We recently released our Credit Union Trends Report for October 2015 (based on August 2015 data). You can see highlights from the report below, or click here for the full report.
- During August, credit unions picked up 573,000 in new memberships, loan balances grew at a 9.9% annualized pace, savings balances fell 0.5%, firms hired 136,000 workers, nominal consumer spending increased 0.4%, and long-term interest rates fell 15 basis points. Second quarter economic growth was revised up to 3.9%, better than the 0.6% in Q1.
- At the end of August, CUNA’s monthly estimates reported 6,329 CUs in operation, down one credit union from one month earlier. Year-over-year, the number of credit unions declined by 326, more than the 226 lost in the 12 months ending in August 2014.
- Total credit union assets fell 0.2% in August as July’s 6.3% surge in share draft deposits, due to July ending on a payroll Friday, were spent by members. Assets rose 5.4% during the past year due to a 4.7% increase in deposits, a 19% increase in borrowings, and a 6.6% increase in capital.
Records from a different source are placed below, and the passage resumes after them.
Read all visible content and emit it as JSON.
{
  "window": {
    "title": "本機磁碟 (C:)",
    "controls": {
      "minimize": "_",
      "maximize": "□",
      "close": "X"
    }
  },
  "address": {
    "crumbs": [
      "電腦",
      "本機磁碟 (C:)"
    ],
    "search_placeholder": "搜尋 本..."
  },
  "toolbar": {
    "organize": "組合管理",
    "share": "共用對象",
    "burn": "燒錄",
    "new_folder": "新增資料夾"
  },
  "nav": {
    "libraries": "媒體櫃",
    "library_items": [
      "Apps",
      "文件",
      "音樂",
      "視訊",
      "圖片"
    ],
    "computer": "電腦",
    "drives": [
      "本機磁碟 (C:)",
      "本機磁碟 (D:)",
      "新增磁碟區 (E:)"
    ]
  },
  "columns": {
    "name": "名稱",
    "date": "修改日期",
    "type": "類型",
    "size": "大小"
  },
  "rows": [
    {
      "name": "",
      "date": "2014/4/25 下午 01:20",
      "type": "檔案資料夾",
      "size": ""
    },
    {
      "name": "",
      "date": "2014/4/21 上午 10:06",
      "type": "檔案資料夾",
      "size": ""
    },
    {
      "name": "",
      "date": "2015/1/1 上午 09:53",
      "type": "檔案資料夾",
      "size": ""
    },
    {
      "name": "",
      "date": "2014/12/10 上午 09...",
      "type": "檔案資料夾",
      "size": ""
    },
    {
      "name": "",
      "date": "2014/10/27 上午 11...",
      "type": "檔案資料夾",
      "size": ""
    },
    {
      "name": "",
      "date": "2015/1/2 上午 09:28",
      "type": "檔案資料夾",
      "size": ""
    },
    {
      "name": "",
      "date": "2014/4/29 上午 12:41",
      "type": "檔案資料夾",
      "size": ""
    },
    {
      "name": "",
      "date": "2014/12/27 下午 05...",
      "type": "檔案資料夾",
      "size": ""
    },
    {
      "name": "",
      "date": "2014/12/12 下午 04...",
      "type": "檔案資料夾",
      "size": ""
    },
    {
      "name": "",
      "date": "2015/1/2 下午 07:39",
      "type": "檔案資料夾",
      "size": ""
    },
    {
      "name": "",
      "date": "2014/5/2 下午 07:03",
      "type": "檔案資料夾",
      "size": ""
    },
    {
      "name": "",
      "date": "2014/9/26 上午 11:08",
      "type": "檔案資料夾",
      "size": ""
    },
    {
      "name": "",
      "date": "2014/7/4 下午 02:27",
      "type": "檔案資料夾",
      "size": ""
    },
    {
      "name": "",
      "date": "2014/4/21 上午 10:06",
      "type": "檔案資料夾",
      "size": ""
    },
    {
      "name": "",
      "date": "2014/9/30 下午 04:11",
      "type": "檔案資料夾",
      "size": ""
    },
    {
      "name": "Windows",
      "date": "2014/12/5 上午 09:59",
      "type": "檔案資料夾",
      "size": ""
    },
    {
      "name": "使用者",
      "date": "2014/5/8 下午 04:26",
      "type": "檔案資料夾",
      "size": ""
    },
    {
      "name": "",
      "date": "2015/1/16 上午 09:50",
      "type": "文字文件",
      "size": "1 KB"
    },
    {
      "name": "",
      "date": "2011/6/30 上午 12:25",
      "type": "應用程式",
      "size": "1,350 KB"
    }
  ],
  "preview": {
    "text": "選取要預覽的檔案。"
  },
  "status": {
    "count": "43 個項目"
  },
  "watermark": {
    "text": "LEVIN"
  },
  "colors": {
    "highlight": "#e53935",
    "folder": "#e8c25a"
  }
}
- The nation’s credit unions increased their loan portfolios by 1.2% in August, slightly more than the 1.1% pace reported in August 2014. Loan balances rose 10.5% during the last 12 months. August is historically the second fastest loan growth month due to seasonal factors: car purchases and vacation spending.
- Credit union memberships rose a robust 0.55% in August, up from a 0.32% gain reported in August 2014. This is the fastest growth rate since March 2005, the last credit boom. Memberships are up 3.7% during the past year due to robust demand for credit, solid job growth and comparatively lower fees and loan rates.
- Credit union capital-to-asset ratios rose to 10.8% in August, up from 10.7% reported one year ago. Credit union loan delinquency rates fell to 0.74% in August, down from 0.84% one year earlier due to a stronger economy and double digit loan growth. Expect both credit unions and bank to loosen credit standards in 2016.